THERE can be no sustainable development without increased use of renewable energy resources. That is the maxim - now strengthened by the threat of climate warming - which has guided European energy policy for the past 20 years or more. The Union's objective is to boost the share of renewables to 12% of total energy consumption, or double the present level.

'There was an initial failure to fully gauge the extent of the problem,' believes Michel Crappe, a professor at the Electrotechnical Laboratory at the Faculté Polytechnique de Mons (B). 'To achieve a more sustainable energy model it was thought to be enough to make more efficient windmills, develop fuel cells and promote cogeneration. But if you want renewable generation - which by its very nature is highly decentralised - to become an increasingly competitive resource, then it must be integrated into the global electricity distribution system.'

The problem is that the logic of this system, being based on very large nuclear or fossil-fired plants generating upwards of 1 000 MW apiece, is the very opposite of that of renewable energy production. Connecting a very large number of small power plants - ranging from just a few dozen kW to 150 MW - to such a system is rendered all the more difficult as the power produced from sources such as the wind or sunlight inevitably fluctuates a lot.

Electrical solidarity

In an electricity distribution network it is essential for all the sources to operate at the same 'electrical speed' - the famous 50 hertz alternating current standard for which all European mains devices are configured. If a 1 000 MW power plant fails, the overload imposed on the other generating sources causes them to 'go slow', and this threatens the synchronisation of the network.

'Electricity is not a commodity like any other because it cannot be stored on a large scale, so supply must match demand at all times,' explains Michel Crappe. 'That's why we have interconnected our networks throughout Europe, from Stockholm to Lisbon and from Dublin to Vienna.
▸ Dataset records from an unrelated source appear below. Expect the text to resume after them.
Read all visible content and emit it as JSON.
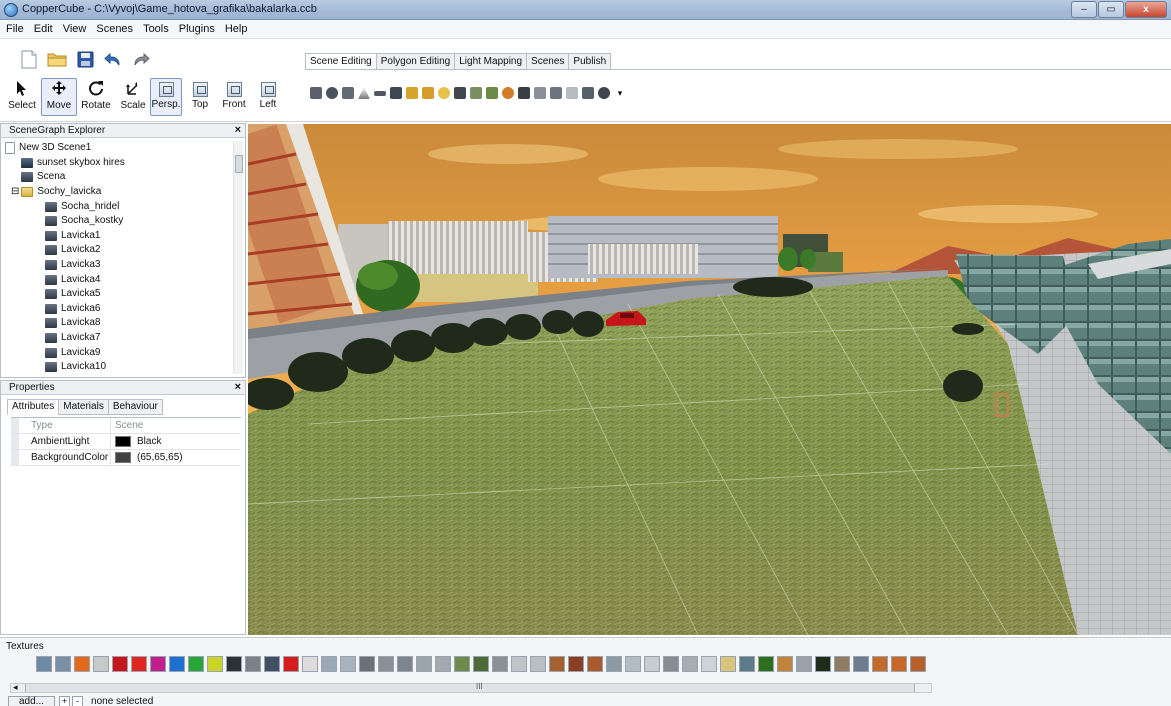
{
  "window": {
    "title": "CopperCube - C:\\Vyvoj\\Game_hotova_grafika\\bakalarka.ccb",
    "controls": [
      "–",
      "▭",
      "x"
    ]
  },
  "menu": [
    "File",
    "Edit",
    "View",
    "Scenes",
    "Tools",
    "Plugins",
    "Help"
  ],
  "toolbar": {
    "tools": [
      {
        "label": "Select",
        "icon": "arrow-pointer-icon",
        "active": false
      },
      {
        "label": "Move",
        "icon": "move-arrows-icon",
        "active": true
      },
      {
        "label": "Rotate",
        "icon": "rotate-icon",
        "active": false
      },
      {
        "label": "Scale",
        "icon": "scale-icon",
        "active": false
      }
    ],
    "views": [
      {
        "label": "Persp.",
        "active": true
      },
      {
        "label": "Top",
        "active": false
      },
      {
        "label": "Front",
        "active": false
      },
      {
        "label": "Left",
        "active": false
      }
    ],
    "tabs": [
      "Scene Editing",
      "Polygon Editing",
      "Light Mapping",
      "Scenes",
      "Publish"
    ],
    "active_tab": "Scene Editing"
  },
  "scenegraph": {
    "title": "SceneGraph Explorer",
    "close": "×",
    "nodes": [
      {
        "label": "New 3D Scene1",
        "indent": 0,
        "kind": "scene"
      },
      {
        "label": "sunset skybox hires",
        "indent": 1,
        "kind": "sky"
      },
      {
        "label": "Scena",
        "indent": 1,
        "kind": "mesh"
      },
      {
        "label": "Sochy_lavicka",
        "indent": 1,
        "kind": "folder"
      },
      {
        "label": "Socha_hridel",
        "indent": 2,
        "kind": "mesh"
      },
      {
        "label": "Socha_kostky",
        "indent": 2,
        "kind": "mesh"
      },
      {
        "label": "Lavicka1",
        "indent": 2,
        "kind": "mesh"
      },
      {
        "label": "Lavicka2",
        "indent": 2,
        "kind": "mesh"
      },
      {
        "label": "Lavicka3",
        "indent": 2,
        "kind": "mesh"
      },
      {
        "label": "Lavicka4",
        "indent": 2,
        "kind": "mesh"
      },
      {
        "label": "Lavicka5",
        "indent": 2,
        "kind": "mesh"
      },
      {
        "label": "Lavicka6",
        "indent": 2,
        "kind": "mesh"
      },
      {
        "label": "Lavicka8",
        "indent": 2,
        "kind": "mesh"
      },
      {
        "label": "Lavicka7",
        "indent": 2,
        "kind": "mesh"
      },
      {
        "label": "Lavicka9",
        "indent": 2,
        "kind": "mesh"
      },
      {
        "label": "Lavicka10",
        "indent": 2,
        "kind": "mesh"
      }
    ]
  },
  "properties": {
    "title": "Properties",
    "close": "×",
    "tabs": [
      "Attributes",
      "Materials",
      "Behaviour"
    ],
    "active_tab": "Attributes",
    "header": {
      "key": "Type",
      "value": "Scene"
    },
    "rows": [
      {
        "key": "AmbientLight",
        "value": "Black",
        "color": "#000000"
      },
      {
        "key": "BackgroundColor",
        "value": "(65,65,65)",
        "color": "#414141"
      }
    ]
  },
  "textures": {
    "label": "Textures",
    "add_label": "add...",
    "plus": "+",
    "minus": "-",
    "status": "none selected",
    "scroll_grip": "III",
    "swatches": [
      "#6f8aa3",
      "#7b8fa6",
      "#e06a1a",
      "#c8c8c8",
      "#c4161c",
      "#e0271f",
      "#c0208c",
      "#1f6fd1",
      "#29a63a",
      "#c9d42a",
      "#2d3137",
      "#7c8088",
      "#3f4f66",
      "#d51d1d",
      "#dcdcdc",
      "#9aa7b5",
      "#a9b3bf",
      "#6b7179",
      "#8b9096",
      "#7d858e",
      "#9ca4ad",
      "#a2a9b1",
      "#6e8a4c",
      "#4d6a3a",
      "#8c8f93",
      "#bfc4c9",
      "#b9bec4",
      "#a2612f",
      "#8a4022",
      "#a95a2f",
      "#8b9aa3",
      "#b4bdc6",
      "#c8ccd1",
      "#868d95",
      "#a6acb4",
      "#cfd4d9",
      "#d8c67f",
      "#5d7a8b",
      "#2f6d1f",
      "#c2843a",
      "#9aa1a8",
      "#1e2a1a",
      "#8f7b62",
      "#6d7d91",
      "#c46a2b",
      "#c7682a",
      "#b85e28"
    ]
  }
}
This enables us to deal with consumption peaks and supply failures.'

This electrical solidarity, now centralised and fully automated, must not last longer than 15 minutes, as otherwise there is the risk of contagion as the strain is passed on to other parts of the system. This quarter of an hour allows the affected network to take the necessary measures to restore its autonomy, either by starting up reserve generators or disconnecting part of the network (some companies agree to be occasionally cut off in return for special low rates). These electricity trade-offs between the countries of the UCTE (Union for the Coordination of Transmission of Electricity) reached 173 TWh (terawatt-hours) in 1999, which is 8.4% of Europe's total electricity output.

Added complexity

Plant and equipment (generators, high-tension lines, transformers, circuit breakers, etc.), computer systems, control procedures, regulations: everything must be designed in accordance with the network structure, within which the location and power of the generating plants are carefully planned. The loads within this enormous grid are balanced by remote control from a central unit.
Decentralisation adds to the complexity of such an architecture, owing to the small size of the units. In the case of renewables, the geographical location of the generating plants is no longer determined by the network's overall needs, but according to local demands and the geographical availability of the resources, whether wind, sun, biomass or rivers. What is more, the fluctuating nature of these sources means that the networks must be able to absorb the decentralised production when it is active, and draw on alternative supplies when it is at rest.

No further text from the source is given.